3 questions à Benoît XVI sur la Croatie
Le pape Benoît XVI a accordé un bref entretien aux journalistes l’accompagnant dans l’avion pour son voyage apostolique en Croatie (4-5 juin 2011).
Vous vous êtes déjà rendu en Croatie et votre prédécesseur y a effectué pas moins de trois voyages. Peut-on parler d’une relation particulière entre le Saint-Siège et la Croatie? Quels sont les motifs et les aspects les plus significatifs de cette relation, et de ce voyage?
Le Pape a répondu qu’il avait eu deux occasions d’aller en Croatie, « la première fois pour les obsèques du Cardinal Seper, mon prédécesseur à la Doctrine de la foi, qui était mon grand ami… Et puis j’y suis retourné une autre fois pour un symposium et une célébration dans un sanctuaire marial, à l’invitation de son secrétaire particulier, Capek, qui était lui aussi un homme de grande joie et de grande bonté. J’y ai constaté la piété populaire qui est très proche, je dois dire, de celle de ma région… Ainsi, j’ai vu et vécu cette Croatie, avec son histoire catholique millénaire, toujours très proche du Saint-Siège, et naturellement avec l’histoire de l’Eglise ».
La Croatie devrait s’unir d’ici peu aux 27 pays de l’Union Européenne. Mais, ces derniers temps, le scepticisme a grandi au sein du peuple croate à l’égard de l’UE. Dans ce contexte, entendez-vous offrir un message d’encouragement aux Croates afin qu’ils regardent l’Europe avec une perspective non seulement économique mais aussi culturelle et avec les valeurs chrétiennes?

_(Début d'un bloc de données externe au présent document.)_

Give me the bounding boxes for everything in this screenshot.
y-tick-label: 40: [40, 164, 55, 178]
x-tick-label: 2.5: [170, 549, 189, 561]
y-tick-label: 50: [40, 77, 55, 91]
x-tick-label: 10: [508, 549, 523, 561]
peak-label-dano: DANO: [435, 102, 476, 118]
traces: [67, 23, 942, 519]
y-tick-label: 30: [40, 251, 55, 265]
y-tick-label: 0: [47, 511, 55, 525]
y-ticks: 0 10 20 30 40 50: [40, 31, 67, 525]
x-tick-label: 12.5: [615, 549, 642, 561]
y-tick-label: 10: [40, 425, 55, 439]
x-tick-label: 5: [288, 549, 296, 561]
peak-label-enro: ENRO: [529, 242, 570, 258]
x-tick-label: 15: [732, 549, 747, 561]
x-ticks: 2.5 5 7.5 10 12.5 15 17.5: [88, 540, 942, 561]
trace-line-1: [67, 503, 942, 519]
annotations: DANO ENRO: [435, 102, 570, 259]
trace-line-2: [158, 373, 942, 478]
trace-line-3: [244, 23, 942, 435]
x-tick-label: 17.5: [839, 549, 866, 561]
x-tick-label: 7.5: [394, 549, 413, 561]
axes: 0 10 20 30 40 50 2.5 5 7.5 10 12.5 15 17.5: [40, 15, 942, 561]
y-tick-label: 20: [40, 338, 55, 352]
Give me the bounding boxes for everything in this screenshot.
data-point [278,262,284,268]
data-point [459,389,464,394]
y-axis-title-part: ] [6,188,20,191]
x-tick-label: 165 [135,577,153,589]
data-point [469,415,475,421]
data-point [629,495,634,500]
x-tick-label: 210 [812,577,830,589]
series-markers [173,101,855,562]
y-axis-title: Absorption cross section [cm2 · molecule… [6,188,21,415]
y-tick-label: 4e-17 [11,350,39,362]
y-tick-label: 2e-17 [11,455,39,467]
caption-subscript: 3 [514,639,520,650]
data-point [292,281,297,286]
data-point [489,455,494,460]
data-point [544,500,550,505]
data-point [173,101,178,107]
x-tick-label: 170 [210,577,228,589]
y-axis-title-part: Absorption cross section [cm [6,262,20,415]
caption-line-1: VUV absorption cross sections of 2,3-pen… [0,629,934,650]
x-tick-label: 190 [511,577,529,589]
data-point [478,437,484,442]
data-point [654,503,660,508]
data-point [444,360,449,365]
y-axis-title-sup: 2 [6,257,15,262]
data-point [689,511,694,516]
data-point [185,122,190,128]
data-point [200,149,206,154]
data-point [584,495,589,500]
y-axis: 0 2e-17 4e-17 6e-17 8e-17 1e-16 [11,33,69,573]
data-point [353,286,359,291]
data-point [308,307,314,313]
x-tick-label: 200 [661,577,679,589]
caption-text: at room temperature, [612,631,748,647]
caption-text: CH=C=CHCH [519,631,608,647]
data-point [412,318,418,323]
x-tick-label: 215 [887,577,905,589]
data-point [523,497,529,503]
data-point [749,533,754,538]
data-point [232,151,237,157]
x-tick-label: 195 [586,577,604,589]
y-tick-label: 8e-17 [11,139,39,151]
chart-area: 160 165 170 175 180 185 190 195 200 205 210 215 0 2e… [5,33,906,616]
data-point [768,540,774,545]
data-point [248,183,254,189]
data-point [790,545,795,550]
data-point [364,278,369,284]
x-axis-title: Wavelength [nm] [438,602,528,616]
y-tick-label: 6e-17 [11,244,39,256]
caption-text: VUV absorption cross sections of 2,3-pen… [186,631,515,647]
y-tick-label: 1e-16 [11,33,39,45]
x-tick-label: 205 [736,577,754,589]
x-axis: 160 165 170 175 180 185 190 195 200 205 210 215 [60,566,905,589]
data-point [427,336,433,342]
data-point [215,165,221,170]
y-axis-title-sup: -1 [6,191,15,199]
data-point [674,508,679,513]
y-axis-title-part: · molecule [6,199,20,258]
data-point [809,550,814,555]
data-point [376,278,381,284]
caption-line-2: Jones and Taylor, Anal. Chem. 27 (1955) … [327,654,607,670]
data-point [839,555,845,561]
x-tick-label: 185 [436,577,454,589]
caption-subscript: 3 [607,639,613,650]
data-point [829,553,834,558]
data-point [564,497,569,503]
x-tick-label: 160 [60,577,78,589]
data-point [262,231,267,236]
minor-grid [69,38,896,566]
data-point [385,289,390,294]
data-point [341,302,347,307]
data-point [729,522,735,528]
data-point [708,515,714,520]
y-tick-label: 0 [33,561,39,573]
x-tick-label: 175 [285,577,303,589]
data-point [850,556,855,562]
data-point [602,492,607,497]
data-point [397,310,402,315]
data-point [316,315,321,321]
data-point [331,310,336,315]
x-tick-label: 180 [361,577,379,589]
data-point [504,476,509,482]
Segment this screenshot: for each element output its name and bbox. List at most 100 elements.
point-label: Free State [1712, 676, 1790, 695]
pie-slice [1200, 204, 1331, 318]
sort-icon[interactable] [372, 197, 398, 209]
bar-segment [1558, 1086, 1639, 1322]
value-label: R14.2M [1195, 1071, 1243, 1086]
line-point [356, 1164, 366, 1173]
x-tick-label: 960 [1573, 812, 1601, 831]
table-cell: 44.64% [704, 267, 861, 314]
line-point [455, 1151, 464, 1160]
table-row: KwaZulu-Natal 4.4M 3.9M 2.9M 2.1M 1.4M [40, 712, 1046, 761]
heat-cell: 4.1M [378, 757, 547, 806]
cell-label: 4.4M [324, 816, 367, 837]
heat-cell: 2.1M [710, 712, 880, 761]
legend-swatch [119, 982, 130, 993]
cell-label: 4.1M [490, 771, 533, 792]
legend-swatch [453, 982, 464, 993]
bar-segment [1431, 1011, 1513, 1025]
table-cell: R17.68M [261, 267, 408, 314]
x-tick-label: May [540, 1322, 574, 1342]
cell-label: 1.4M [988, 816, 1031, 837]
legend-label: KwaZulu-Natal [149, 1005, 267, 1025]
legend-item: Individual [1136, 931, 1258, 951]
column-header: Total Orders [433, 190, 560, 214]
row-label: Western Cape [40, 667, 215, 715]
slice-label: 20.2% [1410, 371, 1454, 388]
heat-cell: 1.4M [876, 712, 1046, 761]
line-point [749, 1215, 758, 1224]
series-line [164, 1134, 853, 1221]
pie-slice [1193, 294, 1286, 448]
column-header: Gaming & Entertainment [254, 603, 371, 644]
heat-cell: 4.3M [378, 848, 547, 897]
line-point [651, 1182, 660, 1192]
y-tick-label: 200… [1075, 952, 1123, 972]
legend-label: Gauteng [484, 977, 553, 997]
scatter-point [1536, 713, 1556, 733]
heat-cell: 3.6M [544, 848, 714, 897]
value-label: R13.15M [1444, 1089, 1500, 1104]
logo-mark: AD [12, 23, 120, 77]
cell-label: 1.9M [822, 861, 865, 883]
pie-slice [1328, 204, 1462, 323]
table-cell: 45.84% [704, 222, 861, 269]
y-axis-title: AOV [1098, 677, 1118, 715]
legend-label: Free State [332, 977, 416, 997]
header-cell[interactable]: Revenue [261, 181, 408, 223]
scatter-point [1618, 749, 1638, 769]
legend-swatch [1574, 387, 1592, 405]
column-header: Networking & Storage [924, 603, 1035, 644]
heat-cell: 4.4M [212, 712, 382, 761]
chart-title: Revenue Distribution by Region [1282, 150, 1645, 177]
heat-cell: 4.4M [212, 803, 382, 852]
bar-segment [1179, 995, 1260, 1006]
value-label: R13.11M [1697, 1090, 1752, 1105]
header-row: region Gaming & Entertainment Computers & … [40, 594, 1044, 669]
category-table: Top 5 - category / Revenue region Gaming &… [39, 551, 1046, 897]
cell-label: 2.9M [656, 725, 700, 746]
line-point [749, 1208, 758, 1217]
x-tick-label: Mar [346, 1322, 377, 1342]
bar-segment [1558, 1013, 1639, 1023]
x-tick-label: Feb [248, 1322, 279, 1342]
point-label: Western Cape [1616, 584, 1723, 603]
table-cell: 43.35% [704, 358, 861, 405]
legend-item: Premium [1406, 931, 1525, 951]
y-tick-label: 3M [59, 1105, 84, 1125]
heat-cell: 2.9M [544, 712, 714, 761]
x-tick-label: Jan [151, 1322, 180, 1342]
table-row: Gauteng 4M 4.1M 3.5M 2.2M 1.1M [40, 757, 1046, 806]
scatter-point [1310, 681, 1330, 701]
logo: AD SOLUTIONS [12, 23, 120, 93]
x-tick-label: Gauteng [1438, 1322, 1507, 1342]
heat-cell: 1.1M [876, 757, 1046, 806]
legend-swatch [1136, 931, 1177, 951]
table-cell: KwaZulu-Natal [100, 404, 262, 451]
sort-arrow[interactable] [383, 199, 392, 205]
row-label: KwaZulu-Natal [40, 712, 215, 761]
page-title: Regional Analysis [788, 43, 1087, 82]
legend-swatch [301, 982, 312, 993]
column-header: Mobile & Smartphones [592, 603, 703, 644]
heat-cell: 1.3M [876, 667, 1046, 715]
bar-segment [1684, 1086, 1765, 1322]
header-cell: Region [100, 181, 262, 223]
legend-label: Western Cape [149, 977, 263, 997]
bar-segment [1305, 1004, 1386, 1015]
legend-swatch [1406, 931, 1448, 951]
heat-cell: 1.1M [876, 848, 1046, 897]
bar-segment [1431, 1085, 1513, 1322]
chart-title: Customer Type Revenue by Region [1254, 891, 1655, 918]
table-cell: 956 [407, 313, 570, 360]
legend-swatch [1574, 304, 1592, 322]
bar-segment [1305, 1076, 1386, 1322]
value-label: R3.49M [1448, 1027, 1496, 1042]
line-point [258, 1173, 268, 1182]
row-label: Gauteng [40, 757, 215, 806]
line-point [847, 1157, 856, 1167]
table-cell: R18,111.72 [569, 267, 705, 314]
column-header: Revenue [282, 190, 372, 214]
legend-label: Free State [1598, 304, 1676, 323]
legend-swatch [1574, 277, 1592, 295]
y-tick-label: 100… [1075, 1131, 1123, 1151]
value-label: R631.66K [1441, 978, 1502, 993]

Benoît XVI a d’abord souligné que la Croatie « est un peuple qui est au centre de l’Europe, de son histoire, de sa culture. En ce sens, je pense qu’il est logique, juste et nécessaire qu’il entre dans l’UE… On peut comprendre qu’existe presque la peur d’un bureaucratisme centraliste trop fort, d’une culture rationaliste qui ne tient pas suffisamment compte de l’histoire, de la richesse de l’histoire, et également de la richesse de la diversité historique. Il me semble que cela peut justement être aussi une mission pour ce peuple qui entre maintenant: renouveler dans l’unité et la diversité. L’identité européenne est une identité particulière dans la richesse des différentes cultures, qui convergent dans la foi chrétienne, dans les grandes valeurs chrétiennes. Pour que cela soit de nouveau visible et efficace, il me semble justement qu’il y a une mission pour les Croates qui entrent désormais: renforcer, face à un rationalisme abstrait, l’historicité de nos cultures, et la diversité, qui est notre richesse. En ce sens, j’encourage les Croates: le processus d’intégration à l’Europe est réciproque, un processus où l’on donne et où l’on reçoit. La Croatie aussi donne, avec son histoire, sa capacité humaine et économique, et reçoit naturellement, y compris en élargissant ainsi son horizon et en vivant ce grand commerce, non seulement économique, mais surtout culturel et spirituel ».
La dernière question a évoqué le fait que de nombreux Croates espéraient que la canonisation du bienheureux Cardinal Stepinac puisse avoir lieu à l’occasion de ce voyage. Pour vous, aujourd’hui, quelle importance possède cette figure?
Le Pape a répondu que « le Cardinal était un grand pasteur et un grand chrétien, ainsi qu’un homme à l’humanisme exemplaire. Je dirai qu’il était du destin du Cardinal Stepinac de vivre sous deux dictatures opposées, mais qui étaient toutes deux anti-humanistes. D’abord le régime des Oustachis qui semblait accomplir son rêve d’autonomie et d’indépendance. Mais cette autonomie était en fait un mensonge car elle était instrumentalisée par Hitler, pour ses intérêts. Le Cardinal Stepinac l’a très bien compris et a défendu le véritable humanisme contre ce régime, en défendant les Serbes, les juifs, les tziganes… Puis il y a eu la dictature opposée du communisme, où il a de nouveau lutté pour la foi, pour la présence de Dieu dans le monde, pour un véritable humanisme qui dépend de la présence de Dieu: c’est seulement si l’homme est à l’image de Dieu que l’humanisme peut fleurir. C’était son destin: lutter dans deux combats différents et opposés, justement pour ce choix de la vérité contre l’esprit de l’époque, ce véritable humanisme qui provient de la foi chrétienne. C’est un grand exemple, non seulement pour les Croates mais aussi pour nous tous ».